About a month after the death of Robert Woodruff in a press conference it was announced the change of both the formula and the flavor of the drink, launching the New Coke; in the following days the Company received a thousands of calls from many citizens protesting against the new drink, just thrown into the sewers with no reserve.
It seems that Fidel Castro launched by Radio Havana a harangue against Roberto Goyzueta, declaring that the disappearance of such a genuine product was a symptom of the USA decline.
Due to the massive protest of the original Coca Cola’s lovers, in June 1985 the repented leaders of the Coca Cola Company stepped back and the Coca Cola classic showed up again on the market, according to the old formula invented by John Styth Pemberton in 1886, in the same glass bottle designed by Samuelson in 1915.

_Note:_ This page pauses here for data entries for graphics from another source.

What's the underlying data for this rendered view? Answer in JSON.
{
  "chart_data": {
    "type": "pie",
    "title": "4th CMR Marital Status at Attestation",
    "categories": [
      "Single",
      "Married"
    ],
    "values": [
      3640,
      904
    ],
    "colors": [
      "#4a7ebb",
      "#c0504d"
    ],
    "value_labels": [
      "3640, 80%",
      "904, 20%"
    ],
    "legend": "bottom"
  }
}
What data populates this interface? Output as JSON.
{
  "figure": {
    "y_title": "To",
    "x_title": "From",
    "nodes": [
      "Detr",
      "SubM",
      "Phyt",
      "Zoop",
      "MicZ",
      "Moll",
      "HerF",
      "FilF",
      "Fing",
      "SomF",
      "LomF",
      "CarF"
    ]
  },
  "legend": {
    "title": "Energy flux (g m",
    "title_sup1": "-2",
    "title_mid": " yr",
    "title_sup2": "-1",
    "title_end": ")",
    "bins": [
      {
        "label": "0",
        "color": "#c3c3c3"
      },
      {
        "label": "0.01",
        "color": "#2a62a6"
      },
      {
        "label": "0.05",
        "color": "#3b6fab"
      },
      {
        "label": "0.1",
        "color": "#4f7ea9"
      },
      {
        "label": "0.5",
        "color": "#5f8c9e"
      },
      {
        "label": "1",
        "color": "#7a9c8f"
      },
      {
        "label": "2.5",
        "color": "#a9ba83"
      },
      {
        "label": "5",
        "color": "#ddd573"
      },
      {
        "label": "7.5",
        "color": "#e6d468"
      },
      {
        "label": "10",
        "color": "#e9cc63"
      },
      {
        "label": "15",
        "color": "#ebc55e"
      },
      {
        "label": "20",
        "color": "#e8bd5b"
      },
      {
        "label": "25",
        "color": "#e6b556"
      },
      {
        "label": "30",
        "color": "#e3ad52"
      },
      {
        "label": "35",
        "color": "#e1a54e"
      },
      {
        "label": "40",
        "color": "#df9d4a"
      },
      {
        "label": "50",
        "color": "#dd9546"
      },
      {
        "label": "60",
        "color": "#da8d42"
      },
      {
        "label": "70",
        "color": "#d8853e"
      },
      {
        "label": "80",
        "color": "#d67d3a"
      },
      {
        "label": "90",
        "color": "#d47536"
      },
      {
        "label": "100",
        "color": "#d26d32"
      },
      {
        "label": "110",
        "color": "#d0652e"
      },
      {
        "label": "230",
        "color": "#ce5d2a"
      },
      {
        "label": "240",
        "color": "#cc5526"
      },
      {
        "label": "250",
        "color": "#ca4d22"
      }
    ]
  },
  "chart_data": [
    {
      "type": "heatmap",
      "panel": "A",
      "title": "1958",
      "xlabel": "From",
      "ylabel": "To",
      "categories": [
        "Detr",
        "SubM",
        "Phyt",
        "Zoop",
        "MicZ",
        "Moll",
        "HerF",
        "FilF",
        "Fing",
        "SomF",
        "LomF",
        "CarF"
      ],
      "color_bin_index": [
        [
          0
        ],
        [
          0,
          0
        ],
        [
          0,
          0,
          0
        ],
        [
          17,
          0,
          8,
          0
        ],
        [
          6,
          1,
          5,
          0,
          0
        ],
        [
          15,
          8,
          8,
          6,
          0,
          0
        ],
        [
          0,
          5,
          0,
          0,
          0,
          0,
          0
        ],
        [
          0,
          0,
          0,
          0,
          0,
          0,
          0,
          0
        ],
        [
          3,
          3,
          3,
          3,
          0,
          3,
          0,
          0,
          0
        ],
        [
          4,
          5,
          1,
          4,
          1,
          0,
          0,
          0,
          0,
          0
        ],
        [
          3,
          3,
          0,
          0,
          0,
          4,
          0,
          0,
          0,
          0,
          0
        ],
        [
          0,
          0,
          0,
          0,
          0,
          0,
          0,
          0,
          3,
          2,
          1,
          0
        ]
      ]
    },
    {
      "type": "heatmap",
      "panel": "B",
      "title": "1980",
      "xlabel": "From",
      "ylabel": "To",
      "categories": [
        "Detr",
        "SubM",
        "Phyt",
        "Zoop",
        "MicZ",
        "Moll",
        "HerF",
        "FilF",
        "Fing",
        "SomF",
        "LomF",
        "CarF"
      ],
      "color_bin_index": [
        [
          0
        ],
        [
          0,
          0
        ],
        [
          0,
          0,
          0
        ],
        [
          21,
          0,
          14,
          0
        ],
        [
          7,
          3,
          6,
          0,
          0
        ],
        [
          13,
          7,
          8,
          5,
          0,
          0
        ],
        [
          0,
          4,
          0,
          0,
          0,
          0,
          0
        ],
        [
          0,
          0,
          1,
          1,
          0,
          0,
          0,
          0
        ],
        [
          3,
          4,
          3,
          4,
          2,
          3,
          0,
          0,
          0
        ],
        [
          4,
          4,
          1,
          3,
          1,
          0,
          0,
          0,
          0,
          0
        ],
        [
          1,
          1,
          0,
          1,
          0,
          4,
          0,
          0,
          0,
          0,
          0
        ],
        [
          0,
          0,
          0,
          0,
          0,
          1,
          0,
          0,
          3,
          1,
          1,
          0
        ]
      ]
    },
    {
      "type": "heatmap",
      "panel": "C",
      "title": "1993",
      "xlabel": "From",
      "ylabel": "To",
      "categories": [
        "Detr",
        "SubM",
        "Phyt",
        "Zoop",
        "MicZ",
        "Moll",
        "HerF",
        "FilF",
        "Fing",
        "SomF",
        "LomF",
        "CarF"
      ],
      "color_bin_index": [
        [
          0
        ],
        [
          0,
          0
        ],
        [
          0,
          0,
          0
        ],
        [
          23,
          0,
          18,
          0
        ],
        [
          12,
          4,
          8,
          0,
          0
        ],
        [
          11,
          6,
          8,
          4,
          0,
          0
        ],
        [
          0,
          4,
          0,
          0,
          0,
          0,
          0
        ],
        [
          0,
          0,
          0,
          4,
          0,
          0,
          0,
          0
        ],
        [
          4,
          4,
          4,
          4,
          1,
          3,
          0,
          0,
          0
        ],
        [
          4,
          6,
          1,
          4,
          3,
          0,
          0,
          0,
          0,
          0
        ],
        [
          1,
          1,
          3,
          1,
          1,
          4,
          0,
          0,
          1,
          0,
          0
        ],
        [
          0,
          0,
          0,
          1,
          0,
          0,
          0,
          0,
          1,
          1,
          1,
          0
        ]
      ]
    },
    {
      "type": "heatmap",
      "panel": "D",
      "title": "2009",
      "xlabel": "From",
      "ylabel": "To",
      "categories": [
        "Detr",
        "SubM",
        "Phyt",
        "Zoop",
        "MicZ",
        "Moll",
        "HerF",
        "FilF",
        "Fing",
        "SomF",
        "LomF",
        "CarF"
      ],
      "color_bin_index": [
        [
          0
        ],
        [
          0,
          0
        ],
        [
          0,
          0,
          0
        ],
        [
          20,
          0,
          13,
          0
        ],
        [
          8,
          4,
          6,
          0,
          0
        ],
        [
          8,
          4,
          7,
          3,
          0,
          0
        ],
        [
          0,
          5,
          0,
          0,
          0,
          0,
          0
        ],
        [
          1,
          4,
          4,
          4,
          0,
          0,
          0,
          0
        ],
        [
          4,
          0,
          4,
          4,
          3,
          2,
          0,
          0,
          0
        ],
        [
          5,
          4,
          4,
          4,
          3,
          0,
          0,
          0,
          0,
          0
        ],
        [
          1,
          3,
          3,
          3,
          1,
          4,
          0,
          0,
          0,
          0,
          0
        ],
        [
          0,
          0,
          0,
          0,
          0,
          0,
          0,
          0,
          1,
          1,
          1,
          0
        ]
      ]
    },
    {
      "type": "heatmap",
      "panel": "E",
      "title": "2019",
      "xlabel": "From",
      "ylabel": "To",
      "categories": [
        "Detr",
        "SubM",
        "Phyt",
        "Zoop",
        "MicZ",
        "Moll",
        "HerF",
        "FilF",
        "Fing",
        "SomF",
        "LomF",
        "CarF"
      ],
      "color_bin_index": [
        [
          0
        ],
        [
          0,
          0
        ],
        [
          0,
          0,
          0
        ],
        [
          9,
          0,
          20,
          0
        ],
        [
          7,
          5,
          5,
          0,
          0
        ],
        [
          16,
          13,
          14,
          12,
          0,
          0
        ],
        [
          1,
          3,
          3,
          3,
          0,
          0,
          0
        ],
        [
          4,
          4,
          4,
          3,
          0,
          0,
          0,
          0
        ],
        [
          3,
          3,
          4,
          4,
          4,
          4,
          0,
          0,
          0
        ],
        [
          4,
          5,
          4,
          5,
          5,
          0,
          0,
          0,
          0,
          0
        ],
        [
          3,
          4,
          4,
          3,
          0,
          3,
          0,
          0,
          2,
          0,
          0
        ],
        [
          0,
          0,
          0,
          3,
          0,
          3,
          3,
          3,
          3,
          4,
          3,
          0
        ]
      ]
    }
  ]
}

Within a few months the New Coke was defeated by the competition with the original flavor, made with the formula 7 X containing the Fluid Extract of Coca.
The Coca Cola Company was definitely rescued by the USA consumers, albeit at the great cost of about 4 million dollars in three months, as high were the losses of the failed attempt.
A year later, however – 1986 the impasse was over and the Centenary of Coca Cola was celebrated in Atlanta, in a great style as in the old days, no expense spared.